Er zuckte beim Klang meiner Stimme erschrocken zusammen und machte mit seinen Spinnenfingern eine Art Abwehrbewegung.
»Sie haben recht, Galto«, sagte er dann. »Ich bin dankbar, dass ich an dieser Mission teilnehmen darf. Vielleicht vermittelt mir die Feinsprecherei neue Impulse für meine Poesie, so dass ich mein Werk ›Ode an die Kinder der SOL‹ – denn das sind wir alle – noch komischer und ausdrucksstärker gestalten kann ... Was ist denn?«
Diese letzte Unmutsäußerung bezog sich auf einen Zwischenfall. Während Nemo Iljew Jenkins noch sprach, schoben sich zwei Köpfe ins Bild und versuchten, ihn zu verdrängen. Ich brauche eigentlich nur einen der Köpfe zu beschreiben, denn sie ähnelten einander wie ein Ei dem anderen – und erinnerten mich auch sonst an ein solches. Denn sie waren völlig haarlos, ebenso wie die wulstigen Augenbrauen, die große, wasserhelle Augen überschatteten. Ein breiter, fast lippenloser Mund, volle Backen, von einer glatten, fast porenlosen, albinoblassen Haut überzogen.
»Das sind die Pegasus-Zwillinge«, erläuterte Nietsch, während er aus dem Bild gedrängt wurde. »Meine Assistenten Charib und Skyllo.
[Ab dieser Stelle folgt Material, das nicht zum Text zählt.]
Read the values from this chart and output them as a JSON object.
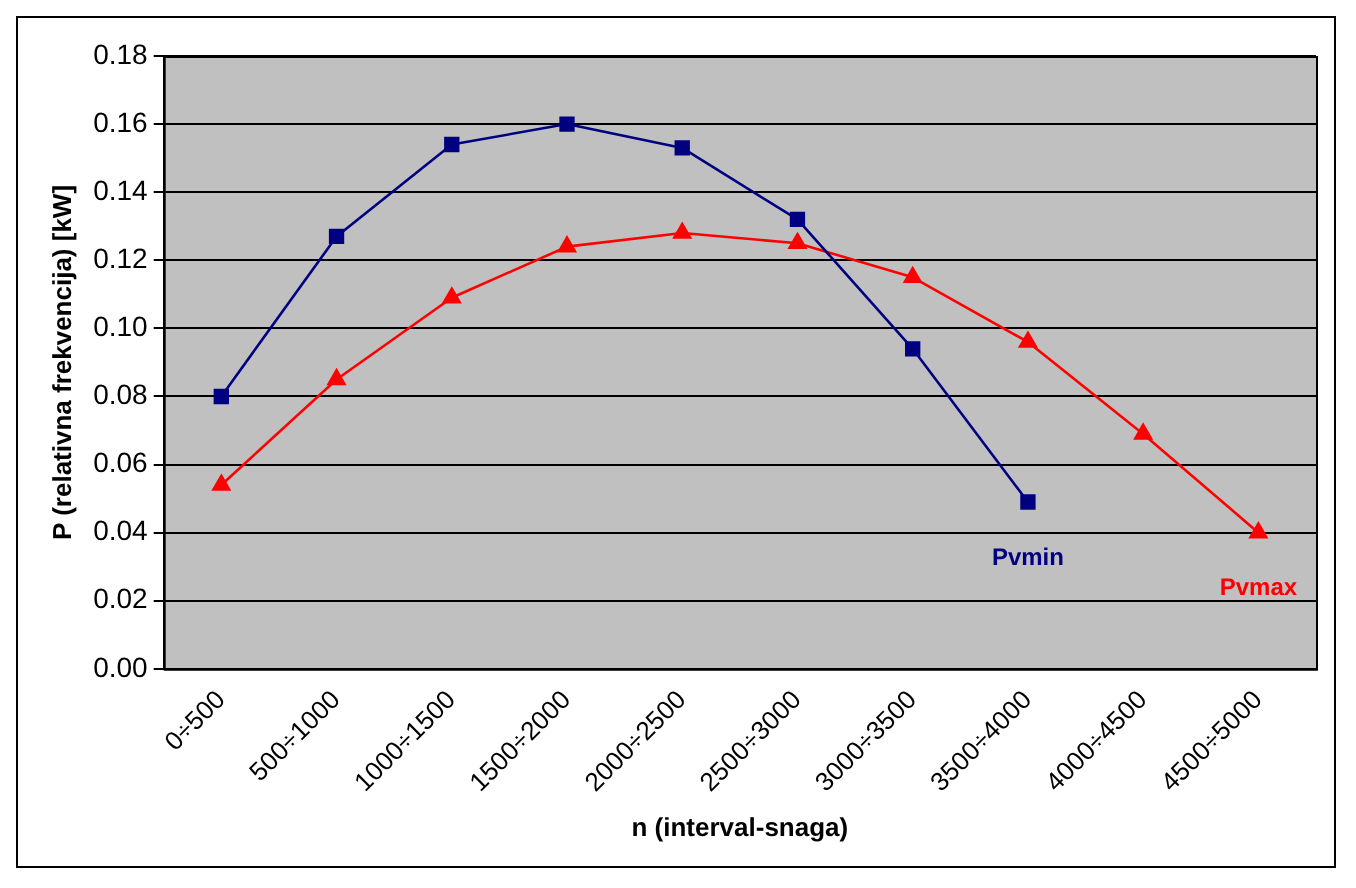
{
  "chart_data": {
    "type": "line",
    "xlabel": "n (interval-snaga)",
    "ylabel": "P (relativna frekvencija) [kW]",
    "categories": [
      "0÷500",
      "500÷1000",
      "1000÷1500",
      "1500÷2000",
      "2000÷2500",
      "2500÷3000",
      "3000÷3500",
      "3500÷4000",
      "4000÷4500",
      "4500÷5000"
    ],
    "series": [
      {
        "name": "Pvmin",
        "color": "#000080",
        "marker": "square",
        "values": [
          0.08,
          0.127,
          0.154,
          0.16,
          0.153,
          0.132,
          0.094,
          0.049,
          null,
          null
        ]
      },
      {
        "name": "Pvmax",
        "color": "#ff0000",
        "marker": "triangle",
        "values": [
          0.054,
          0.085,
          0.109,
          0.124,
          0.128,
          0.125,
          0.115,
          0.096,
          0.069,
          0.04
        ]
      }
    ],
    "ylim": [
      0,
      0.18
    ],
    "yticks": [
      {
        "value": 0,
        "label": "0.00"
      },
      {
        "value": 0.02,
        "label": "0.02"
      },
      {
        "value": 0.04,
        "label": "0.04"
      },
      {
        "value": 0.06,
        "label": "0.06"
      },
      {
        "value": 0.08,
        "label": "0.08"
      },
      {
        "value": 0.1,
        "label": "0.10"
      },
      {
        "value": 0.12,
        "label": "0.12"
      },
      {
        "value": 0.14,
        "label": "0.14"
      },
      {
        "value": 0.16,
        "label": "0.16"
      },
      {
        "value": 0.18,
        "label": "0.18"
      }
    ],
    "grid": "y",
    "legend": false
  }
}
Sie haben sich schon in frühester Jugend geschworen, nur ...«
»Wir können für uns selber sprechen«, unterbrach ihn der eine Pegasus-Zwilling – und auf einmal wusste ich, was das geflügelte Pferd auf ihren Kombinationen zu bedeuten hatte.
»Ohne wie du zu radebrechen«, schloss der andere Zwilling an.
»... nur noch in Versen zu sprechen«, vollendete Nietsch unbeirrt seinen Satz. »Zum Glück fällt ihnen äußerst selten ein Reim ein, so dass sie die meiste Zeit über schweigen.«
Dies trug ihm vorwurfsvolle Blicke der Zwillinge ein, und sie zogen sich aus dem Bildkreis des Visiphons zurück. Rhodan tauchte wieder auf.